I’m off to join the rest of the country is losing bets on the Melbourne Cup today, and since it coincides with an important personal event I won’t have time to comment on why I lost part two of Rory Robertson’s two part bet with me on house prices (the main part, a peak to trough fall of 40 per cent over 10 to 15 years, is still alive and well, as Rory graciously acknowledged).
But I can’t let the event pass without some comment, so I can do no better than to reproduce the commentary I made over a year ago when the First Home Vendors Boost was announced with the suitably deceptive name of the First Home Buyers Boost—a bit like the way that “accept what the boss wants or lose your job” was called “Work Choices”.
Many elements of the recently announced package are justified. When the economy is about to go into a debt-induced recession, government spending both boosts demand, and provides the private sector with cash flow needed to meet its debt repayment commitments.
Equally vital was the guarantee of all bank deposits. A run on the banks would be disastrous, and this guarantee ensures that this will not happen.
But yet another increase to the First Home Buyers Grant???
Is this because, um, house prices are, like, maybe too low?
Oh please, some reality here: the root cause of this crisis is excessive debt that drove house and share prices to unsustainable levels.

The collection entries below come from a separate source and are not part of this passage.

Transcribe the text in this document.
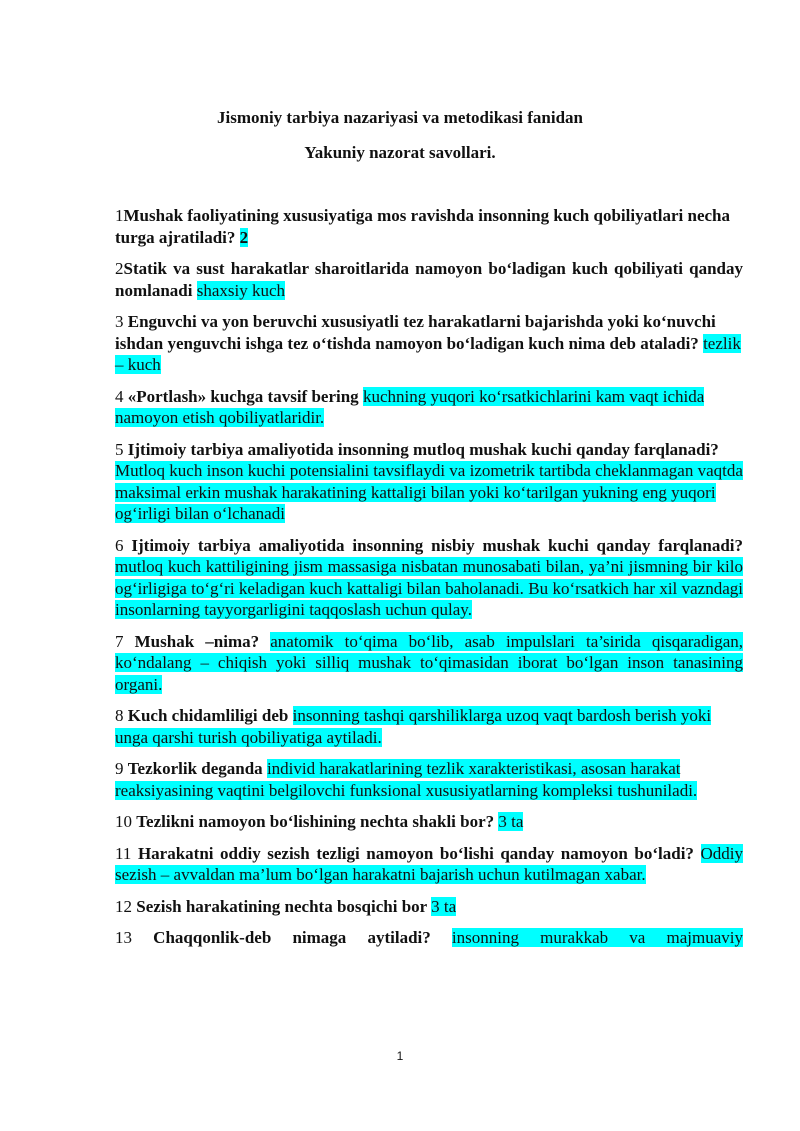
Jismoniy tarbiya nazariyasi va metodikasi fanidan
Yakuniy nazorat savollari.

1Mushak faoliyatining xususiyatiga mos ravishda insonning kuch qobiliyatlari necha turga ajratiladi? 2

2Statik va sust harakatlar sharoitlarida namoyon bo‘ladigan kuch qobiliyati qanday nomlanadi shaxsiy kuch

3 Enguvchi va yon beruvchi xususiyatli tez harakatlarni bajarishda yoki ko‘nuvchi ishdan yenguvchi ishga tez o‘tishda namoyon bo‘ladigan kuch nima deb ataladi? tezlik – kuch

4 «Portlash» kuchga tavsif bering kuchning yuqori ko‘rsatkichlarini kam vaqt ichida namoyon etish qobiliyatlaridir.

5 Ijtimoiy tarbiya amaliyotida insonning mutloq mushak kuchi qanday farqlanadi? Mutloq kuch inson kuchi potensialini tavsiflaydi va izometrik tartibda cheklanmagan vaqtda maksimal erkin mushak harakatining kattaligi bilan yoki ko‘tarilgan yukning eng yuqori og‘irligi bilan o‘lchanadi

6 Ijtimoiy tarbiya amaliyotida insonning nisbiy mushak kuchi qanday farqlanadi? mutloq kuch kattiligining jism massasiga nisbatan munosabati bilan, ya’ni jismning bir kilo og‘irligiga to‘g‘ri keladigan kuch kattaligi bilan baholanadi. Bu ko‘rsatkich har xil vazndagi insonlarning tayyorgarligini taqqoslash uchun qulay.

7 Mushak –nima? anatomik to‘qima bo‘lib, asab impulslari ta’sirida qisqaradigan, ko‘ndalang – chiqish yoki silliq mushak to‘qimasidan iborat bo‘lgan inson tanasining organi.

8 Kuch chidamliligi deb insonning tashqi qarshiliklarga uzoq vaqt bardosh berish yoki unga qarshi turish qobiliyatiga aytiladi.

9 Tezkorlik deganda individ harakatlarining tezlik xarakteristikasi, asosan harakat reaksiyasining vaqtini belgilovchi funksional xususiyatlarning kompleksi tushuniladi.

10 Tezlikni namoyon bo‘lishining nechta shakli bor? 3 ta

11 Harakatni oddiy sezish tezligi namoyon bo‘lishi qanday namoyon bo‘ladi? Oddiy sezish – avvaldan ma’lum bo‘lgan harakatni bajarish uchun kutilmagan xabar.

12 Sezish harakatining nechta bosqichi bor 3 ta

13 Chaqqonlik-deb nimaga aytiladi? insonning murakkab va majmuaviy

1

Times appeared rosy as the house (and stock market) bubble continued, but this was only because borrowed money was adding to demand.
No one worried about this when it was easy to flog a house for a higher price. But unfortunately, this game had to come to an end, because debt servicing became prohibitive as house prices rapidly outstripped incomes. The bubble burst first in the USA, and the carnage it has wreaked there should warn us all that asset price bubbles are dangerous.
And how does the Australian government respond? By providing yet another stimulus on the demand side.
A collapsing housing bubble may be a scary prospect, but the more it is inflated, the scarier the final bust. And Australia's, on any measure, is bigger than America's.
A simple comparison of the ABS Established House Price Index (ABS 641601 and 641603) to the CPI shows just how large the Australian house price bubble is (see figure one).
Since 1987 – hardly a time when Australian house prices were low by historical standards – house prices have increased two and a half times as fast as consumer prices (see figure two). Median incomes have fared little better than the CPI, so that houses are 60 per cent less affordable now than in 1987.
Figure two: ratio of house prices to the CPI
That's also true even when we take into account lower interest rates. Yes, rates are about half what they were in 1987 (see figure three); but debt is six times larger as a percentage of household disposable income than it was then (see figure four) – so that merely paying the interest on outstanding mortgage debt consumes 13 cents in the household dollar, versus a mere 3.5 cents back in 1987.
Figure three: mortgage rates and payments
Figure four: mortgage debt to disposable income
Increasing the amount of money that first home buyers can slap down on a home may help those who can't afford to get into the market do so – great. It will also increase competition for houses, and potentially sustain the Great Australian Housing Price Bubble.
As the USA shows us, the pain of a bursting house price bubble can be pretty immense – especially since it's fuelled by excessive levels of debt.
But that pain will only get worse if the bubble is driven any higher. The higher up you are when you fall off a mountain, the more it hurts when you hit the ground. The Australian house price mountain, on any measure, is substantially higher than the USA's was when it began its long, painful descent (see figure five).
Boosting the First Home Buyers Grant is a mistake, just as it was when Howard did it. It will merely delay the day of reckoning.